Tuesday, March 28, 2006

Another song about heroin.

Johnny Cash once said "drug abuse runs through this family like turkeys through a cornfield".

Perhaps that's why he was able to produce the second of great songs about drug addiction. The comparison with "just say no" is breathtaking.

The song was in my rotation, and after hearing it a few times, but not actually paying attention, my wife looked up, with a pained expression, and said "that just seems painful". "Of course", I replied.

Trent Reznor of Nine Inch Nails actually wrote and popularized the song.

And who put Johnny Cash together with a modern grungy rock song would be an interesting story.

But the masterpiece is Cash's, not Reznor's. Not that I have a beef with Reznor, but, for one, the NIN version of the song is hard to extract the lyrics from. Johnny Cash, as usual, focuses on delivery of the lyrics with precise articulation, with intense emotion.

The song of course is Hurt.

The powerful concept is that addiction drives one away from people. The awesome line:
You are someone else, I am still right here. captures it all. The pain is deep enough from the needle, but even deeper from the lack of socialization, the knowledge that the person here right now trying to help, or offering affection, will eventually leave, tired of abuse.

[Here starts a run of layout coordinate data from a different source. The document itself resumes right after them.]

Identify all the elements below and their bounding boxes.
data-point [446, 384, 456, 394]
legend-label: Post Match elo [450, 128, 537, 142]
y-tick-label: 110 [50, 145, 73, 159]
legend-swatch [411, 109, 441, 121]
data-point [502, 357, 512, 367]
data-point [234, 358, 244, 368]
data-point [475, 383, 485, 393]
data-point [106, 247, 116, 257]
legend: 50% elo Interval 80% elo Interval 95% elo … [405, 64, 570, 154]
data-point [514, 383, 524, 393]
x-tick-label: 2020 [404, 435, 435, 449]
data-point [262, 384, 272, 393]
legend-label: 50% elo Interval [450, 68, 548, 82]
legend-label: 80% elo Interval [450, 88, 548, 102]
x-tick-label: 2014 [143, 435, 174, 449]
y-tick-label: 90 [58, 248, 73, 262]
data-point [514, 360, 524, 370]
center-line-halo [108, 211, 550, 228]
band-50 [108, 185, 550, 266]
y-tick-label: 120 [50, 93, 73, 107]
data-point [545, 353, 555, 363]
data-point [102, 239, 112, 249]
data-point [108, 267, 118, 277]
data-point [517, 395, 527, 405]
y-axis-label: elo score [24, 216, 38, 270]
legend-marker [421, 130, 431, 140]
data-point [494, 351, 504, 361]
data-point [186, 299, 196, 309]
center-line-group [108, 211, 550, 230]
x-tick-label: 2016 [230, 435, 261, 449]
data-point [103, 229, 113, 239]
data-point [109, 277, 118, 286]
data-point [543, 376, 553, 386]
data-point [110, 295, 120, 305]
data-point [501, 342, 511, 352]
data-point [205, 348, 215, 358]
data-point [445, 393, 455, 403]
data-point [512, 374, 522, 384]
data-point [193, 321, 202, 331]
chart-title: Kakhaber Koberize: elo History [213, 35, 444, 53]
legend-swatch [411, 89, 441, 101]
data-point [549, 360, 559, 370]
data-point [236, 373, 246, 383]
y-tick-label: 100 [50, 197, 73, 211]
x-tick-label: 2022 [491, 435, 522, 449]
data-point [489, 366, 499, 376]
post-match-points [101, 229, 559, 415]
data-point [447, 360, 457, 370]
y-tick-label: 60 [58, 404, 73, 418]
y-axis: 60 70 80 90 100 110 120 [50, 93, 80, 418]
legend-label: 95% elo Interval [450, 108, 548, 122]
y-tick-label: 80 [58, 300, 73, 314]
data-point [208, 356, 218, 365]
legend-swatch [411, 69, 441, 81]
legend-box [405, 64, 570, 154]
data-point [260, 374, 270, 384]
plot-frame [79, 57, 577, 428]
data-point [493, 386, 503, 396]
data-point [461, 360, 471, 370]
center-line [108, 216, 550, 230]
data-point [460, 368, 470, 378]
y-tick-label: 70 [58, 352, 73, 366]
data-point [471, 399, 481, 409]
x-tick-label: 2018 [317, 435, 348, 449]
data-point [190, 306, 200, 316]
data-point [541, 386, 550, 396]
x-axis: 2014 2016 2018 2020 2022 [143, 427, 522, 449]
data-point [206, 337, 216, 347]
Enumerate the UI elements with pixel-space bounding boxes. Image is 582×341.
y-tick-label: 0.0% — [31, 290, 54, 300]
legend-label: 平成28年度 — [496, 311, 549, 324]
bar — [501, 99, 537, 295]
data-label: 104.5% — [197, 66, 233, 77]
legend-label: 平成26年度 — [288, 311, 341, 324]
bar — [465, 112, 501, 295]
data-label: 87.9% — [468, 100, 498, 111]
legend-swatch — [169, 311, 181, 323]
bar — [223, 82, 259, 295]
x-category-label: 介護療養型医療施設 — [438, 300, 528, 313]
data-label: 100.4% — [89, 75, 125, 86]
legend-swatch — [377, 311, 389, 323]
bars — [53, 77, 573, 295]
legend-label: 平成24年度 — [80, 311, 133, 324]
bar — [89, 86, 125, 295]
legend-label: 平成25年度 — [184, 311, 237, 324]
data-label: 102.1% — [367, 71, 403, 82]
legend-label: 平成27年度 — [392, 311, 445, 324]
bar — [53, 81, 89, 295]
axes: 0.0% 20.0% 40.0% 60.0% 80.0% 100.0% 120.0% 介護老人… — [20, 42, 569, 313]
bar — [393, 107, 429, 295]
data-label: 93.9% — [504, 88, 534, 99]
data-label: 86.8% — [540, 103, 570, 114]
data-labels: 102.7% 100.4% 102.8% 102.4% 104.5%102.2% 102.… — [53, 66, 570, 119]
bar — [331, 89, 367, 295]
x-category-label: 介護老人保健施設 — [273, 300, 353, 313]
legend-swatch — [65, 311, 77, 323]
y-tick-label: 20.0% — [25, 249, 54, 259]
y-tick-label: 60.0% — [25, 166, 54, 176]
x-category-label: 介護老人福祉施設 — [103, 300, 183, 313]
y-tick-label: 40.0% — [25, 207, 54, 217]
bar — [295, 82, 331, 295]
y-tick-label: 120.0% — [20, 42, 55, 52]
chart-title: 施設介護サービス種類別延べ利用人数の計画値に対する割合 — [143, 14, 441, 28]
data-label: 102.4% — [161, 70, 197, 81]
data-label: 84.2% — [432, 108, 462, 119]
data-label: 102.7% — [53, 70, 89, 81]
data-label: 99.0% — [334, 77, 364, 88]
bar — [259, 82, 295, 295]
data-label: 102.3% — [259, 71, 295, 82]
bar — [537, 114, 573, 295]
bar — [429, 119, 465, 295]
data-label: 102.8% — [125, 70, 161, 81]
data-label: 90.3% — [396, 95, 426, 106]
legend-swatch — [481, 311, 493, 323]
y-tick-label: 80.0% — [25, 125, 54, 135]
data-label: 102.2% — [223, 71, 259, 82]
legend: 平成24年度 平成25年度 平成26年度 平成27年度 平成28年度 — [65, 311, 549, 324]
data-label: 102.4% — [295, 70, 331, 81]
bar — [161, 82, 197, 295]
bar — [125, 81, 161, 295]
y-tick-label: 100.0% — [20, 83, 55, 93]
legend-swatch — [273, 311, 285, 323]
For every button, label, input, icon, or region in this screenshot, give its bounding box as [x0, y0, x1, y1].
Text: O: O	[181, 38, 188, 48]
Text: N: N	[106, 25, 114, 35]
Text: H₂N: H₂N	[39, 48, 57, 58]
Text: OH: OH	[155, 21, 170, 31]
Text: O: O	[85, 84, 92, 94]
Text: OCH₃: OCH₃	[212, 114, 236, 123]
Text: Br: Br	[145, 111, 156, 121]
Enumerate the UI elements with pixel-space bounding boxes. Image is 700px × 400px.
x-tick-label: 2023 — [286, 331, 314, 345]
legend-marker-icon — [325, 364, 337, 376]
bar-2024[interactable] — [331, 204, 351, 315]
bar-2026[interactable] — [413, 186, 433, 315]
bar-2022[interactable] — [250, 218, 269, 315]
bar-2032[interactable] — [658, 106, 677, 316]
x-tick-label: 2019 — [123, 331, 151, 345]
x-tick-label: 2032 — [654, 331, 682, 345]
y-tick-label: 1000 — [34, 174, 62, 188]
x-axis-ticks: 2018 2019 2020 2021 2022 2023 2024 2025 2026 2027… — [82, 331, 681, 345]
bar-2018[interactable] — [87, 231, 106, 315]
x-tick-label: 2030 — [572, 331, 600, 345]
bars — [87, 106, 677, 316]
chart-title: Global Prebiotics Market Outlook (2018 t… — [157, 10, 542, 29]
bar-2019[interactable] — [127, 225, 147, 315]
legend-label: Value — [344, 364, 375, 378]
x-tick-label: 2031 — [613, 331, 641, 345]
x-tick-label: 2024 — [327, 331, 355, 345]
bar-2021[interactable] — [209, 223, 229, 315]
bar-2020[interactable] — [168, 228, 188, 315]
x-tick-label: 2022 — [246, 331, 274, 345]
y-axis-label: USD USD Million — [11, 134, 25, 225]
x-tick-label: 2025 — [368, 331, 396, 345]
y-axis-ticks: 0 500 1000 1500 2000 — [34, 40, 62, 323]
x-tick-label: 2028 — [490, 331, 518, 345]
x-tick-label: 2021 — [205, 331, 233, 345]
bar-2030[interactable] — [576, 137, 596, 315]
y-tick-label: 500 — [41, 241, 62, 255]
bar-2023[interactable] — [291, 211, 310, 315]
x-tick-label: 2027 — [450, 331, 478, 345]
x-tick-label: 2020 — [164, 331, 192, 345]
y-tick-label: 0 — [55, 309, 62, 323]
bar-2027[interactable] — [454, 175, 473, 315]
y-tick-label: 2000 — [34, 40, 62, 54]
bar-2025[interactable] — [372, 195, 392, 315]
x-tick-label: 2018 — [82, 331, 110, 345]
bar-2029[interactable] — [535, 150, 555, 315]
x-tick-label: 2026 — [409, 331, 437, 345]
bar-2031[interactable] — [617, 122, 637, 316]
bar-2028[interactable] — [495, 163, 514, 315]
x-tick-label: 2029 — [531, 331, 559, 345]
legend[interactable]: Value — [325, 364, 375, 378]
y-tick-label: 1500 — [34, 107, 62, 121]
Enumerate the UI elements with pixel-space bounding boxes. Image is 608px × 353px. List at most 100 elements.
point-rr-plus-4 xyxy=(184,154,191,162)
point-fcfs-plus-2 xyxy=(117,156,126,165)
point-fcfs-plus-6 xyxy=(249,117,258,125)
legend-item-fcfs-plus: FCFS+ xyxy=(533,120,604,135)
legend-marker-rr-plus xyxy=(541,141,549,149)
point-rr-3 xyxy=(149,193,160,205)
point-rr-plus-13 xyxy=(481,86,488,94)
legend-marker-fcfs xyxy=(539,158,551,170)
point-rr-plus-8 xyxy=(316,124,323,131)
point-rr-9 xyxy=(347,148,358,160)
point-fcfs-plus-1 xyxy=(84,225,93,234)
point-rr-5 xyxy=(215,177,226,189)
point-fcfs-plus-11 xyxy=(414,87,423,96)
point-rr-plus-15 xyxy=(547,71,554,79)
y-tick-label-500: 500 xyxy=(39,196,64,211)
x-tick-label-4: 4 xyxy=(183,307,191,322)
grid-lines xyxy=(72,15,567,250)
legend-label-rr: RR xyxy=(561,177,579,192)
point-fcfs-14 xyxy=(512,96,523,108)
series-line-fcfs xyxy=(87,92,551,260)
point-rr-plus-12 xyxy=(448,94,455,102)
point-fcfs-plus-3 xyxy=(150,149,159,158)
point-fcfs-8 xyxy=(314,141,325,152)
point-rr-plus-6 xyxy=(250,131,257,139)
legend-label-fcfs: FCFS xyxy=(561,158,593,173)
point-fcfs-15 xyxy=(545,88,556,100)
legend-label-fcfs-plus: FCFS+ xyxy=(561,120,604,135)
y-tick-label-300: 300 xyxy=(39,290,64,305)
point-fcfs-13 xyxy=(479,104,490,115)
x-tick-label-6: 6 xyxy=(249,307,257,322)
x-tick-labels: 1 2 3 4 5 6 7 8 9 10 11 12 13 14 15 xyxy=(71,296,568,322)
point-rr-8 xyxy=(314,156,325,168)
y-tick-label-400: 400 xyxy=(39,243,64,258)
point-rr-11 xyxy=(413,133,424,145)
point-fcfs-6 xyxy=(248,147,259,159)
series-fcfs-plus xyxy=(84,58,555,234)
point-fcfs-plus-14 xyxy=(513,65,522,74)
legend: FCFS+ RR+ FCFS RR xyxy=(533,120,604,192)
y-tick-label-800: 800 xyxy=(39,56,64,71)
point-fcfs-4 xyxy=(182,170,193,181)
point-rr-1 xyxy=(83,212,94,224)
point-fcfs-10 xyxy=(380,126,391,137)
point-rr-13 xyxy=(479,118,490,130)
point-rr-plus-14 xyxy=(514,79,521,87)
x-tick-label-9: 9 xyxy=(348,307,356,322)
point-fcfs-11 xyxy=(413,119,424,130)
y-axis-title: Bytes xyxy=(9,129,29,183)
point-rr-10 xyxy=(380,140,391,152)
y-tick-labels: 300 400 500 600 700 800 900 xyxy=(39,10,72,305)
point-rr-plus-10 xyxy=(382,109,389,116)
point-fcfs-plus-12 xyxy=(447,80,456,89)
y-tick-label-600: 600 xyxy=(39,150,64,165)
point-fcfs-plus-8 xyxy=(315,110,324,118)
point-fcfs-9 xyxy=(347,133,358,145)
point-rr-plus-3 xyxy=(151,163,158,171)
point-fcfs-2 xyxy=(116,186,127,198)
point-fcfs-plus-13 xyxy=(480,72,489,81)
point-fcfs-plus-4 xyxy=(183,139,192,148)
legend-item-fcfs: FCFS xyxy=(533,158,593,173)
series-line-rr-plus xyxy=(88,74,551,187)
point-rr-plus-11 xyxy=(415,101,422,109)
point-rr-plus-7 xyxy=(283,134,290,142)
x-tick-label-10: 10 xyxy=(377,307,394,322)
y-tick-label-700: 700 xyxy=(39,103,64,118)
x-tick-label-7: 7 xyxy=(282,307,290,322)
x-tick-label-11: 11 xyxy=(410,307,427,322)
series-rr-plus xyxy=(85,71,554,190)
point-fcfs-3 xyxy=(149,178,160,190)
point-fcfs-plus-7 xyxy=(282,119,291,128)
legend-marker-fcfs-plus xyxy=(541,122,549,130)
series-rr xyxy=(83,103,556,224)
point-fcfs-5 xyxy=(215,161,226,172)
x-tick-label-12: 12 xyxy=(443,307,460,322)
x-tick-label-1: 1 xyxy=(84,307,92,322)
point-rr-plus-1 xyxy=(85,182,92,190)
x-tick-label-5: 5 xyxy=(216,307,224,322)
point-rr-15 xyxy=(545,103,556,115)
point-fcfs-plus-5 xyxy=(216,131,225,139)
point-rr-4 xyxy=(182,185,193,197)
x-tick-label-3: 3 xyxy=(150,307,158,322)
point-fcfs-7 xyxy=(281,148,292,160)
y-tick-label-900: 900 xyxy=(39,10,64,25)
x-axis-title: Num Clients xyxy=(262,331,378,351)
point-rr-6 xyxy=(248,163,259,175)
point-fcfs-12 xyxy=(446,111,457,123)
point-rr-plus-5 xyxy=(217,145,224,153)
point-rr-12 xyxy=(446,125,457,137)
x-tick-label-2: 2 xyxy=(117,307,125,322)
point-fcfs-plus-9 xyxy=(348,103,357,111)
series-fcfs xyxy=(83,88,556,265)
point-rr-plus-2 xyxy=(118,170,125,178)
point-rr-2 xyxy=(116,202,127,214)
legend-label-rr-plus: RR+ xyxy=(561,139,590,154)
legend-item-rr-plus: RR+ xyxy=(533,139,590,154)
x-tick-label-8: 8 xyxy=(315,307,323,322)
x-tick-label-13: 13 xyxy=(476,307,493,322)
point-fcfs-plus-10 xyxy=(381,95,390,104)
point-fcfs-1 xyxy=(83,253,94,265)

It's as bleak a vision of drug addiction as could be painted on any canvas, and intensified by the fact that it cannot be rejected as Reefer Madness hysteria.

Google Video Here

Update:
The Wikipedia entry for Hurt answers some of the questions.
A professor of theology at Baylor analyzes Johnny Cash's life during the time he recorded Hurt.
"If I were going to believe in God, it would be the God of Johnny Cash."

Near as I can tell, the internet video has been available for free only recently.